Last updated: 2016-04-05 00:00:00 +0000 UTC
2016-04-05
Talked to Mike Childers about collaborating on a project. Reconvening in May to hash out details.
Workflow
Using Import.io, I scraped the Environment & Society archive with two passes.
The first pass grabbed the title, date, and URL of each journal issue. This allowed me to use an R script to create a metadata guide for each of the journal issues.
The second pass from Import.io scraped links to the PDFs from the journal-level pages. After scraping the data, I extracted the URLs from the data and created a
url-clean.csv
file. That file became the input forwget
to download the PDFs in bulk.
library(dplyr)
library(readr)
library(lubridate)
library(ggplot2)
library(rvest)
library(stringr)
#' Clean up metadata information from Environment & Society
#'
#' The code below uses scraped data from Import.io to compile and clean up
#' information about Earth First! journals. The first output, metadata-clean.csv,
#' provides metadata about journal titles and dates. The second output, pdf-clean.csv
#' and urls-clean.csv, provides a set of clean URLs to download the articles themselves.
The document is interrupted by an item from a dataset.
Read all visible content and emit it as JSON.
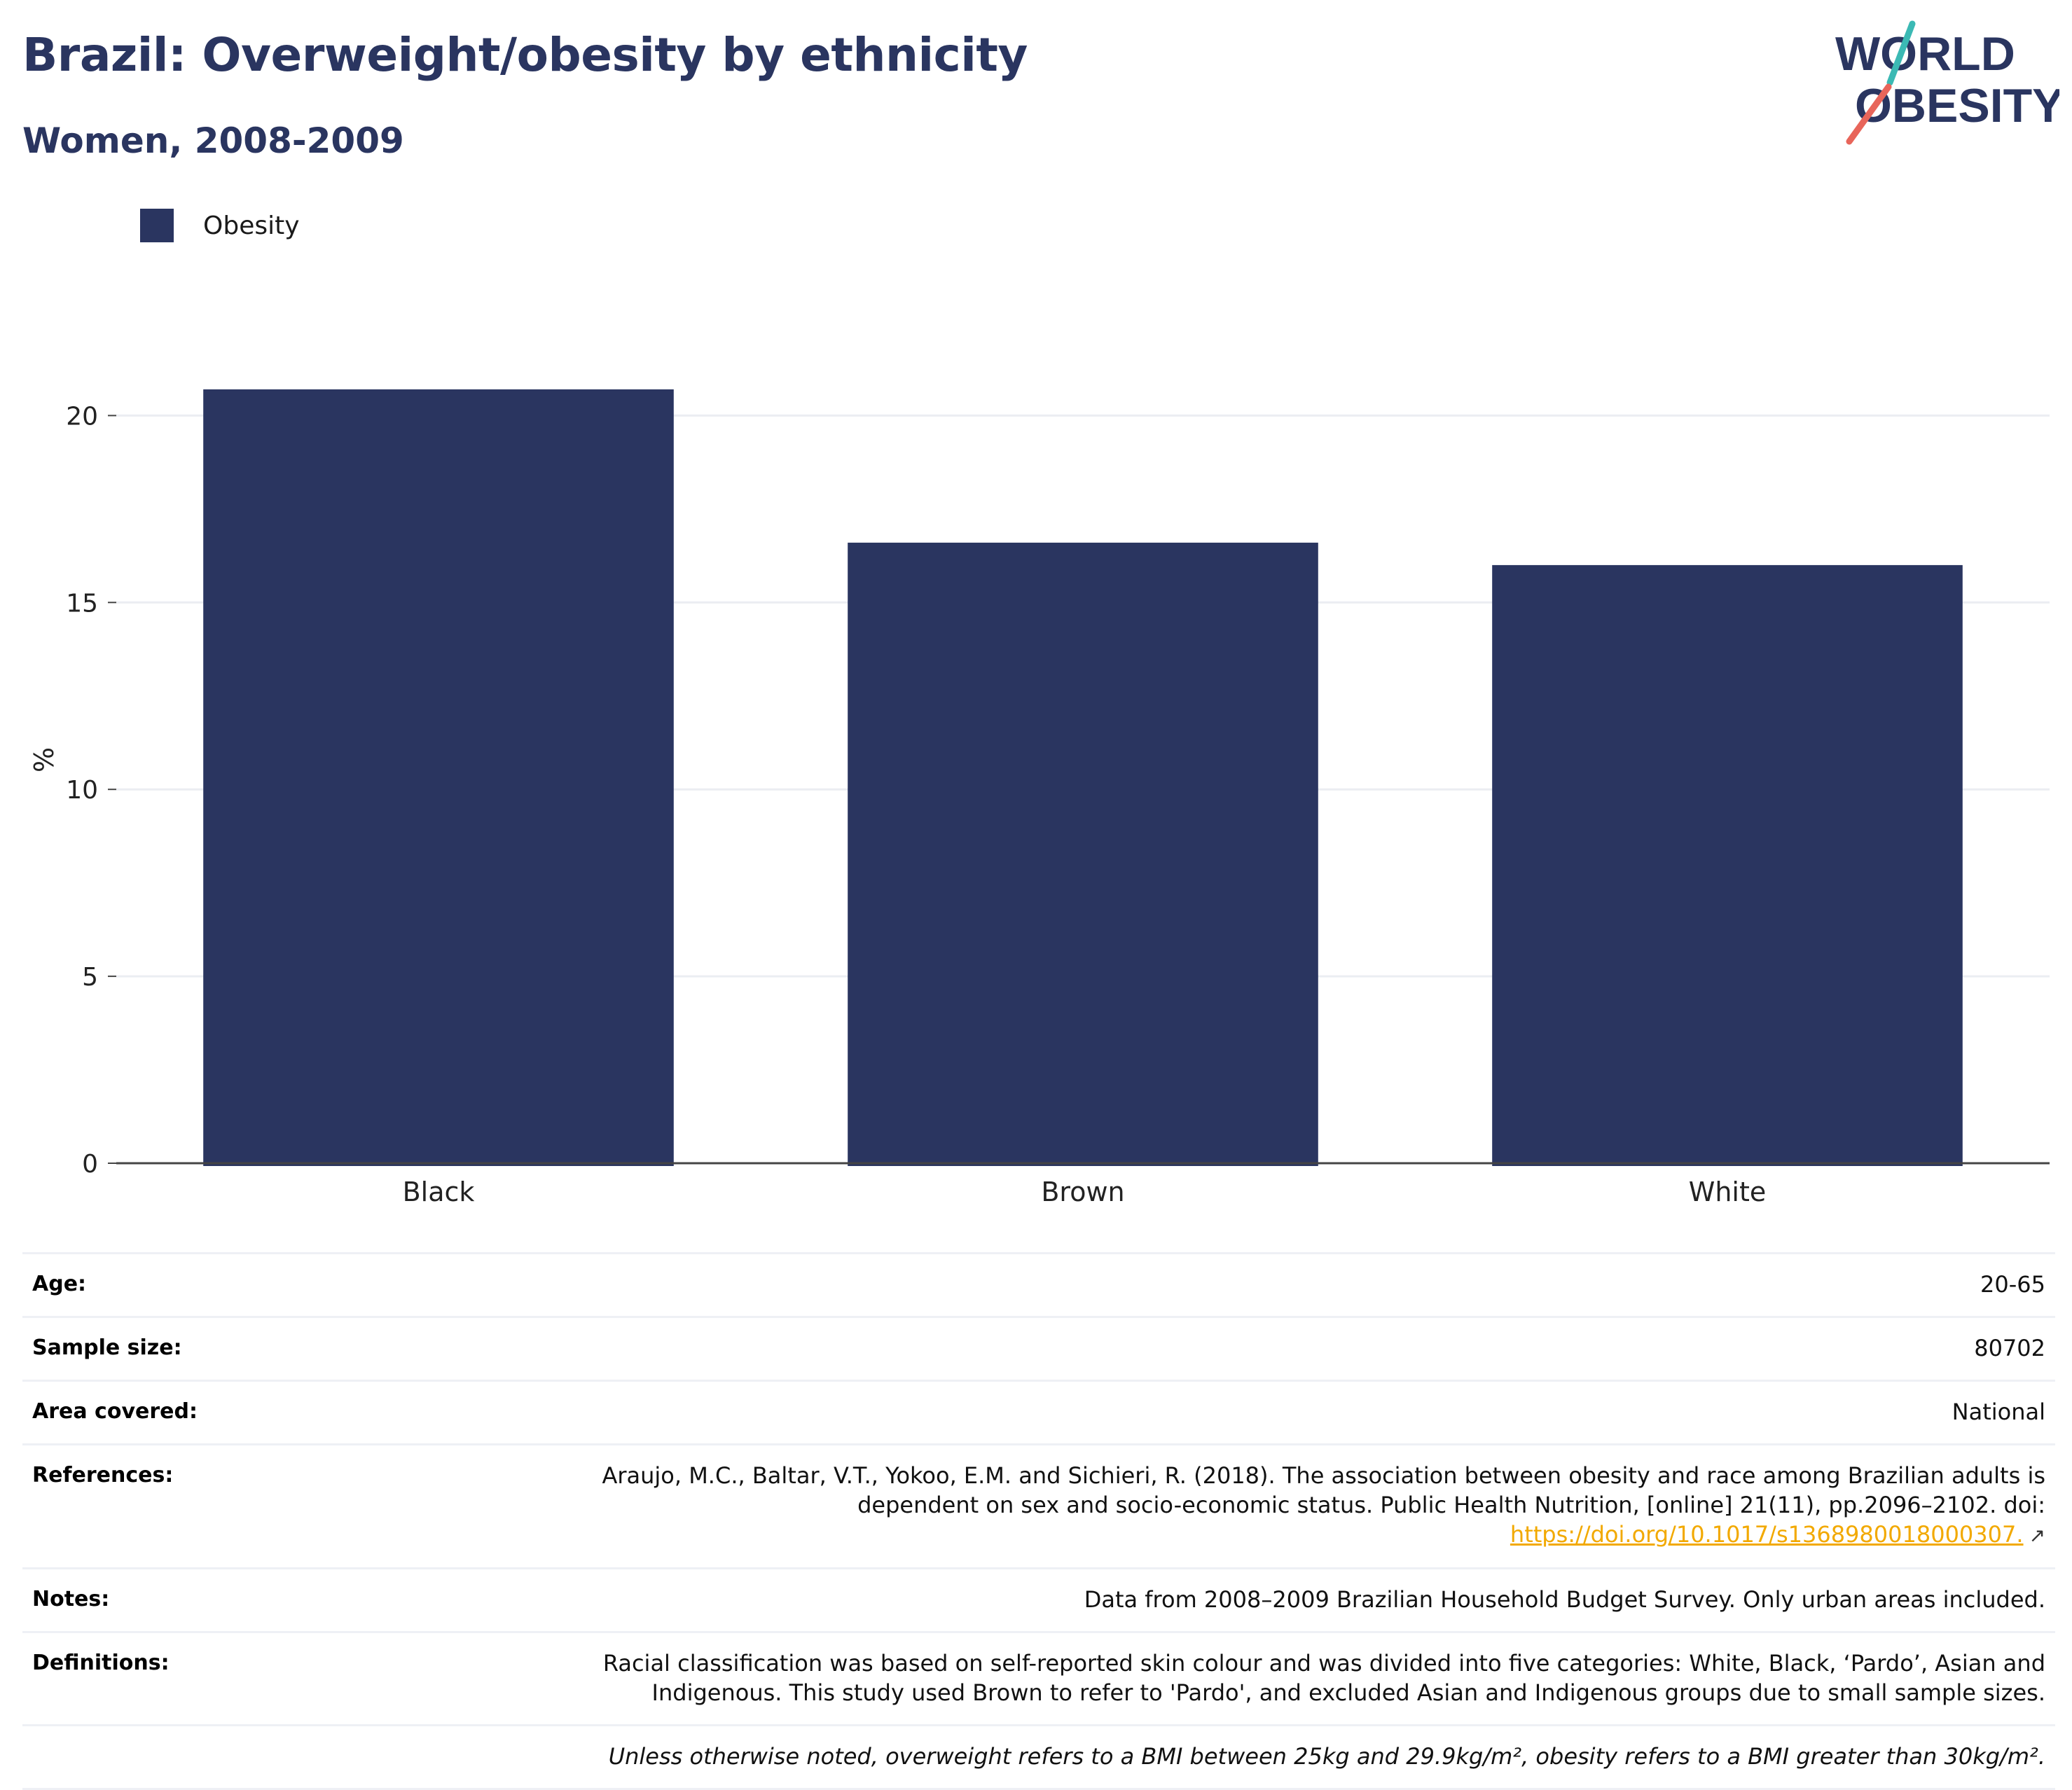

# Clean up metadata information
# -----------------------------------------------------------------------------
metadata <- read_csv("metadata.csv")
# remove spaces in variables
names(metadata) <- sub(" ", "_", names(metadata))
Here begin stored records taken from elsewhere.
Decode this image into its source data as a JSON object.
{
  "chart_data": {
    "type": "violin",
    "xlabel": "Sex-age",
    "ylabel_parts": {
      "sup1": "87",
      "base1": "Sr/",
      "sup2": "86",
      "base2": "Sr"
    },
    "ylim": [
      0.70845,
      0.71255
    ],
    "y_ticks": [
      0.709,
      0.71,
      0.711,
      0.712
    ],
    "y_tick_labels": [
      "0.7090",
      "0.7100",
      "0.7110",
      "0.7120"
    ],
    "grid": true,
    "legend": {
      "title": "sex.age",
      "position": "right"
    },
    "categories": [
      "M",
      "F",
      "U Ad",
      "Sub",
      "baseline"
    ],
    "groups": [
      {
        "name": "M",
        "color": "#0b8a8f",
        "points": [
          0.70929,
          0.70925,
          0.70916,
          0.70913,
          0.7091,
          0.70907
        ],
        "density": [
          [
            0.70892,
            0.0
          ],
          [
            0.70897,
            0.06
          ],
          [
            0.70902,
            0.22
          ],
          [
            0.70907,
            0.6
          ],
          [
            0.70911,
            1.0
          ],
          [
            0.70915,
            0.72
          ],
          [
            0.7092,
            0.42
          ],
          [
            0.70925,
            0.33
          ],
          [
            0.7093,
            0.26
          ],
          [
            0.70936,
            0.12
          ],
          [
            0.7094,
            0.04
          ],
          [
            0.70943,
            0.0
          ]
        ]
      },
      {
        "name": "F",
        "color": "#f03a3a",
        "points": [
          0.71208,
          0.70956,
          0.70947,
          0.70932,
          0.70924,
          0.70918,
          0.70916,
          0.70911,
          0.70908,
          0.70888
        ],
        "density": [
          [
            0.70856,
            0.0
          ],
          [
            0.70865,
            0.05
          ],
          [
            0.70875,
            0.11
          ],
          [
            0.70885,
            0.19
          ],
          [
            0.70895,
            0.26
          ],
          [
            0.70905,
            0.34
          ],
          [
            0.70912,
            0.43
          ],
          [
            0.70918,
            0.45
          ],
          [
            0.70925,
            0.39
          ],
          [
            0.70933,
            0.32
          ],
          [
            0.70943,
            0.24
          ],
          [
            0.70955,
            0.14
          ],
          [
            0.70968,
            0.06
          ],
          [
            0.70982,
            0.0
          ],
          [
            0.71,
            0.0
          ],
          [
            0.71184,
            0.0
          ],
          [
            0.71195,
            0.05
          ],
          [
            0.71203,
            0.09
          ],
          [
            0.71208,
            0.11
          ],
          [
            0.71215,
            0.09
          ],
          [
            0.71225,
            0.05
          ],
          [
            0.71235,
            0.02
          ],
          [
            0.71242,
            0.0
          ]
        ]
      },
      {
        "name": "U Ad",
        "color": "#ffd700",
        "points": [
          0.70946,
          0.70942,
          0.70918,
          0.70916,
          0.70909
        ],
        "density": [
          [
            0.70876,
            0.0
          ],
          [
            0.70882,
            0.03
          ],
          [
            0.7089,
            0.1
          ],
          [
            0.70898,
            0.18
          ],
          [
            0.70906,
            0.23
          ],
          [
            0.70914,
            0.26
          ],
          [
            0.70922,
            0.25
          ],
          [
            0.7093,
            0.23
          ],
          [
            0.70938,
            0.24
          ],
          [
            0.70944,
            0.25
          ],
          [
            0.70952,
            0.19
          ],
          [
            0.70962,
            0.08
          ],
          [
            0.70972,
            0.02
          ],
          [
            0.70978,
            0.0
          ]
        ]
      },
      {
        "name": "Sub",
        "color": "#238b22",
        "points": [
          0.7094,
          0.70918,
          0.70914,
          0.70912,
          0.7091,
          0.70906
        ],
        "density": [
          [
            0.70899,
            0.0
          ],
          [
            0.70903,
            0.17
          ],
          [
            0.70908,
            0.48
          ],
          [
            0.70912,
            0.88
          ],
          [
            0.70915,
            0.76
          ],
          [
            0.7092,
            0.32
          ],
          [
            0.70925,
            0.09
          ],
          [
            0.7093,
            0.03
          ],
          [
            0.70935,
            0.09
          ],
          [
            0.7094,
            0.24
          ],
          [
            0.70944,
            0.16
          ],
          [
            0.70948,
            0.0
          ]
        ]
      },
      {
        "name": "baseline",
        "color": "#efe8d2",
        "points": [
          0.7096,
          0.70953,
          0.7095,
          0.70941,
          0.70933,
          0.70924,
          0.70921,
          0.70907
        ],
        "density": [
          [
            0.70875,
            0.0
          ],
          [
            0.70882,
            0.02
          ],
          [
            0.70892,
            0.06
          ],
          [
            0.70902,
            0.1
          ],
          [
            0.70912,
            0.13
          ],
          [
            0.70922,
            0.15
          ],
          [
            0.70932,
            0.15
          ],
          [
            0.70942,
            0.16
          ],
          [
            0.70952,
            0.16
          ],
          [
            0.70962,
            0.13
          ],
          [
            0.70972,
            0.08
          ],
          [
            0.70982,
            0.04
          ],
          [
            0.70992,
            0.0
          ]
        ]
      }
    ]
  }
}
names(metadata) <- tolower(names(metadata))
metadata.clean <- metadata %>%
mutate(date_clean = dmy(date_value))
metadata.clean <- metadata.clean %>%
mutate(year = year(date_clean))
# Save clean
write_csv(metadata.clean, "metadata-clean.csv", na = "")
# Load in PDF data and extract URLs
# -----------------------------------------------------------------------------
csv_data <- read_csv("pdfs.csv")
url_pattern <- "http[s]?://(?:[a-zA-Z]|[0-9]|[$-_@.&+]|[!*\\(\\),]|(?:%[0-9a-fA-F][0-9a-fA-F]))+"
csv_data$url_clean <- str_extract(csv_data$url, url_pattern)
# For use with wget, I need a list of just URLs
url_alone <- csv_data$url_clean
url_alone <- as.data.frame(url_alone)
write_csv(csv_data, "pdf-clean.csv", na="")
write_csv(url_alone, "urls-clean.csv", na="")
Using wget
to download PDFs:
wget --wait=5 --random-wait -i urls-clean.csv
- Using a
Makefile
, we will OCR each of the pages of the journal to extract text and clean them up with an R script.
OCR_OUTPUTS := $(patsubst pdf/#.pdf, text/%.txt, $(wildcard pdf/*.pdf))
CLEAN_TEXTS := $(patsubst text/%.txt, eh-journals/%.txt, $(wildcard text/*.txt))
texts: $(CLEAN_TEXTS)
lsh: cache/corpus-lsh.rda
eh-journals/%.txt: text/%.txt
Rscript --vanilla scripts/clean-text.R $^ $@
text/%.txt: temp/%.txt
cp $^ $@
temp/%.txt: pdf/%.pdf
mkdir -p temp
@echo "\nBursting $^ into separate files"
pdftk $^ burst output temp/$*.page-%04d.pdf
@echo "\nConverting the PDFs for $^ to the image files"
for pdf in temp/$*.page-*.pdf ; do \
convert -density 600 -depth 8 $$pdf $$pdf.png ; \
done
@echo "\nDoing OCR for each page in $^"
for png in temp/$*.page-*.pdf.png ; do \
tesseract $$png $$png tesseract-config ; \
done
@echo "\nConcatenating the text files into $@"
cat temp/$*.page-*.pdf.png.txt > temp/$*.txt
.PHONY: clean
clean:
rm -rf temp/*
.PHONY: clean-splits
clean-splits:
rm -rf text/*
rm -f eh-journals/*
rm -f cache/corpus-lsh.rda
.PHONY: clobber
clobber: clean
Primary Sources
- Environment & Society, Earth First! journal collection
Project Goals
What is it we hope to achieve with a digital methodology?
- Using NLP to automatically extract locations, people, organizations. Are there patterns? Particular areas of emphasis? A lack of interests?
TODO
- [s] Clean up OCR
- [s] Create a metadata spreadsheet for each of the articles in the journal issues, including date, title, author, and topics.